Opium was technically banned in China, but merchants like Astor found a way around the ban. Large ships containing gigantic hauls of opium met small vessels outside of legitimate ports and swiftly unloaded their illicit cargo. Bribery was common and officials who had taken bribes looked the other way instead of enforcing anti-opium laws.
Astor knew that British ships usually smuggled in premium opium from India, but he wanted to get a foothold in the opium trade. For his first salvo, he purchased 10 tons of Turkish opium in 1816. The quality wasn’t as high as Indian opium, but it was still in demand: dealers cut Indian opium with their Turkish supply. Astor shipped the opium to China in exchange for goods that he resold in the United States.
It isn’t clear how much opium Astor sold during his years as a drug smuggler, and the business was just a lucrative sideline to his even more profitable fur trade. But Astor is thought to have sold hundreds of thousands of pounds of opium between 1816 and 1825 when he stepped away from the China trade for good. According to historian John Kuo Wei Tchen, Astor even brought opium to New York, openly selling it and even advertising it in New York newspapers.
By selling opium, Astor was satisfying an international craving that would reach epidemic proportions during the 19th century. Opium use became rampant in China, where 3 million people smoked opium in the 1830s. By 1890, a full 10 percent of China’s population smoked opium. In a bid to curb opium use, imperial China banned producing or consuming the drug, even executing dealers and forcing users to wear heavy wooden collars and endure beatings.

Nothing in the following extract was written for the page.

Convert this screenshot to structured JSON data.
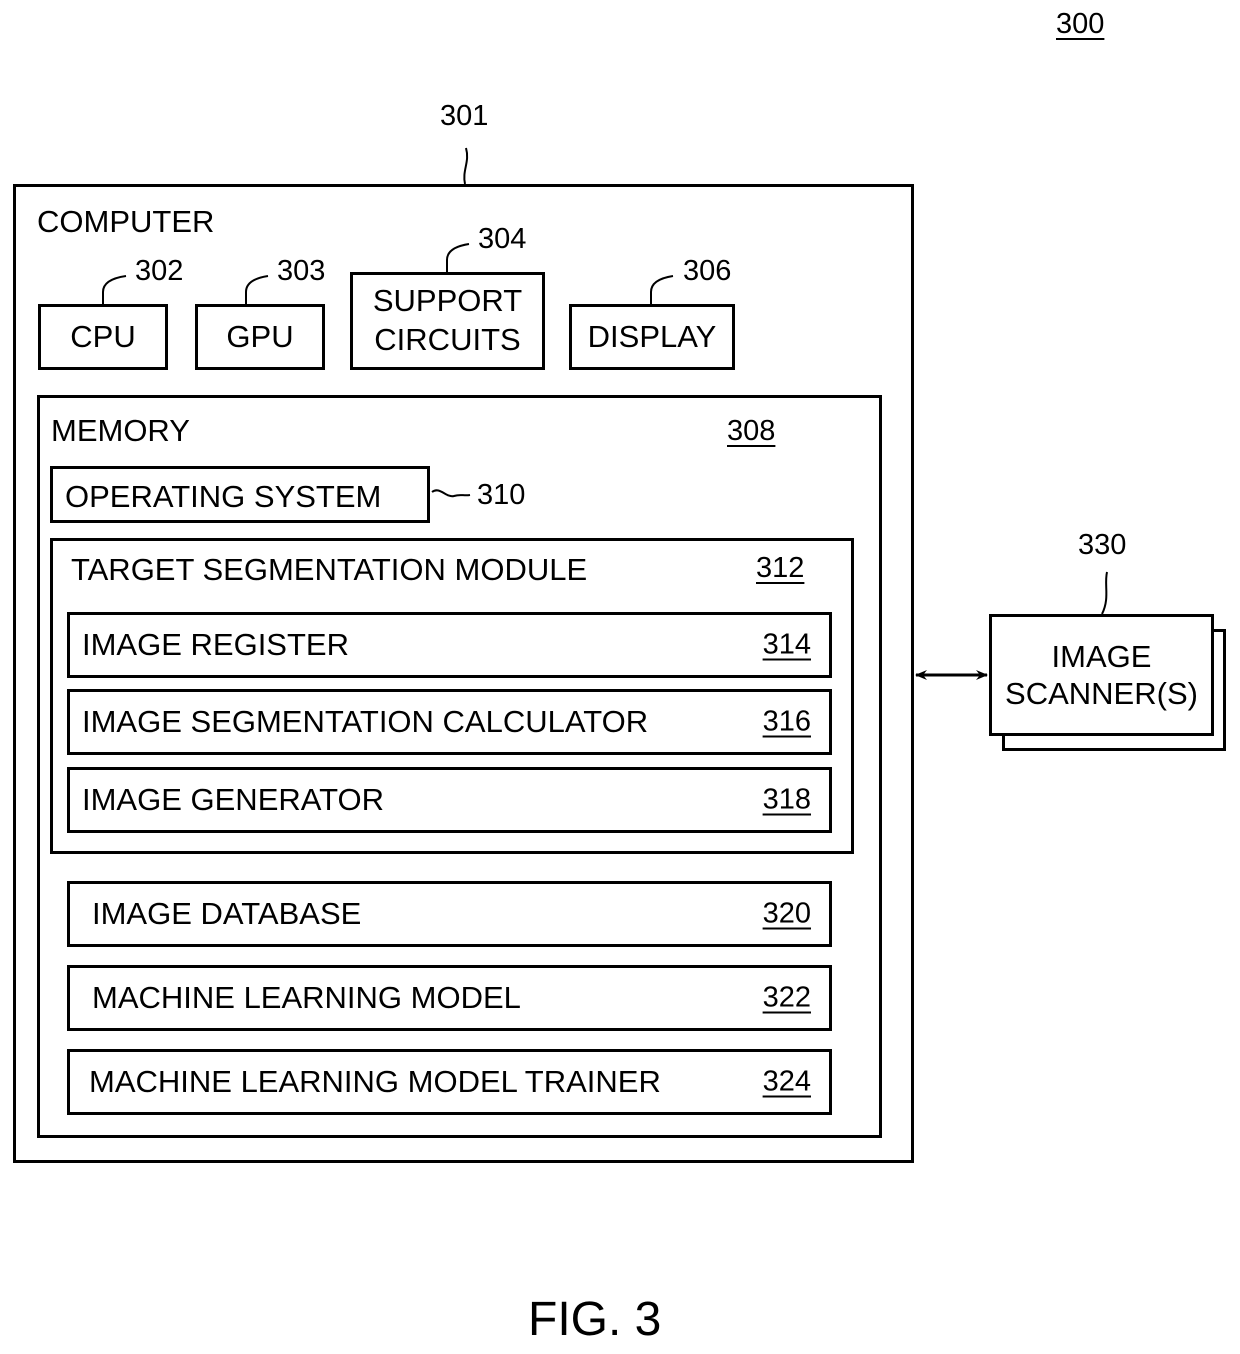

Smugglers like Astor fed that demand without taking on too much risk; as Frederic Delano Grant, Jr. notes, American smugglers overlooked the consequences of the trade. “Perhaps the opium traders’ inability to see most Chinese as other than menials or curiosities helped them keep faceless the hundreds of thousands of Chinese who craved the drug they sold,” writes Grant.
Astor wasn’t the only American to make his fortune in part through opium smuggling: Warren Delano, Franklin Delano Roosevelt’s father, made millions engaging in what he called a “fair, honorable and legitimate” trade.
Opium smoking and injection of opium derivatives like morphine created hardcore drug users in England and the United States, but the main toll of opium use in the West was felt among casual users who started using opium under doctor’s orders. Opium use was socially acceptable and medically approved in some forms and could be found in patent medicines prescribed for everything from pain to depression.
This led to widespread addiction and became, in effect, America’s first opioid epidemic. In 1859, Harper’s Magazine wrote of “glassy eyes in Fifth Avenue drawing rooms and opera-stalls” and “permanently stupefied” babies—all people who took or were given opium in prescription or over-the-counter form. It would take until the late 19th century for American doctors to curb their prescriptions of opium derivatives to patients.
By then, opium abuse had devastated China and caused two wars. Astor, long since dead, had passed his fortune on to a family that became a Gilded Age fixture and dominated New York philanthropy and high society.
Astor’s reputation didn’t suffer from the trade—though it was illegal in China, Astor conducted his drug deals openly. But by participating in the opium trade in the early 1800s, he helped create a system that fueled addiction worldwide—and made millions while he was at it.